Tra i titoli in movimento sul Nasdaq e’ Qualcomm (QCOM) che sta perdendo il 6,17%, dopo aver guadagnato ieri il 12,49%. La societa’ si e’ definita soddisfatta dell’affare recentemente firmato con China Unicom, la societa’ telefonica numero due in Cina, ma le autorita’ locali hanno deciso di postorre per ora l’introduzione della tecnologia digitale di Qualcomm.
Altre societa’ del settore, quali Lucent Technologies (LU), Ericsson (ERICY) e Motorola (MOT) potrebbero risentire della notizia, anche se per ora solo quest’ultima e’ in ribasso dell’1,48% a 158,38.
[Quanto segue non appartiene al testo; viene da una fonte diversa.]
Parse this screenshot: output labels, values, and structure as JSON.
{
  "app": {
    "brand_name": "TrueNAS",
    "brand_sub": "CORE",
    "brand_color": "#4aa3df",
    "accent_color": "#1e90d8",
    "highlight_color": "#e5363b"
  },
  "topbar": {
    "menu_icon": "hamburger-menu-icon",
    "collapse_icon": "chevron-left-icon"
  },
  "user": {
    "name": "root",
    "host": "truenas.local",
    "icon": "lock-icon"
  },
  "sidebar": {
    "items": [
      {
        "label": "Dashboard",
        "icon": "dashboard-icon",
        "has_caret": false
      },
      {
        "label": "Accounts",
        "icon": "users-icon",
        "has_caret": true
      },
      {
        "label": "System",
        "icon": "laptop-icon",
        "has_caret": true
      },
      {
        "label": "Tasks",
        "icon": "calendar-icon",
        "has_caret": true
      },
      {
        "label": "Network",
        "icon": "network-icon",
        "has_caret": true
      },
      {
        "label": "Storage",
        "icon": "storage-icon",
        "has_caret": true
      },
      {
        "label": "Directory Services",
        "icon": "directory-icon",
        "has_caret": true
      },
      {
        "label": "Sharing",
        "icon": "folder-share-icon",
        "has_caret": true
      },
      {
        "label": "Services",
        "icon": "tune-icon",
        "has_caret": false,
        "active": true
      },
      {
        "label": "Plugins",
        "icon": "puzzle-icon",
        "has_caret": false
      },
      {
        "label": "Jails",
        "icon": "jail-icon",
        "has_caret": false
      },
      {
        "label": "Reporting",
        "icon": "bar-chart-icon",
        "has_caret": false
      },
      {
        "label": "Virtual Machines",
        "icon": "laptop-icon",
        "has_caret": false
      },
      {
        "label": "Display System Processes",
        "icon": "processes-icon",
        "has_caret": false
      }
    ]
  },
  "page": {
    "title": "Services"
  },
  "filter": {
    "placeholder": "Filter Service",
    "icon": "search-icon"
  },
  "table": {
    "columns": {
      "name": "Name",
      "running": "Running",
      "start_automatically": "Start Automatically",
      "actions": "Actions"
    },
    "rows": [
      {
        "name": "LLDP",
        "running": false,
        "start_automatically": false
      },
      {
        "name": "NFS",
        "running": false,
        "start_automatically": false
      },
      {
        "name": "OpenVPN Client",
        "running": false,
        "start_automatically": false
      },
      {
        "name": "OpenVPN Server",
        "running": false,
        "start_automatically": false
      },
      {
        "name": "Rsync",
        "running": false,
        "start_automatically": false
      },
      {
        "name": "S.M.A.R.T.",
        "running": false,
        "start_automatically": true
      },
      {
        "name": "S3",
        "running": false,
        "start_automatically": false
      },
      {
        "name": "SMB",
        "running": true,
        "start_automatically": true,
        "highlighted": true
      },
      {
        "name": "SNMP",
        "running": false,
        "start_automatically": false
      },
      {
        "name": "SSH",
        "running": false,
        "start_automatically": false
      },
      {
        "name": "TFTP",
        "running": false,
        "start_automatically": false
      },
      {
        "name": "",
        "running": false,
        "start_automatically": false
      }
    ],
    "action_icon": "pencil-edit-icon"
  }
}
In aumento, invece America Online (AOL) dopo i commenti positivi di ieri di Merrill Lynch rigurado la fusione con Time Warner(TWX). Oggi anche Credit Suisse First Boston ne ha aumentato il rating e iltarget di prezzo a 83 dollari. Aol viene ora trattato a 60 dollari e ¼, in crescita del 3,32%.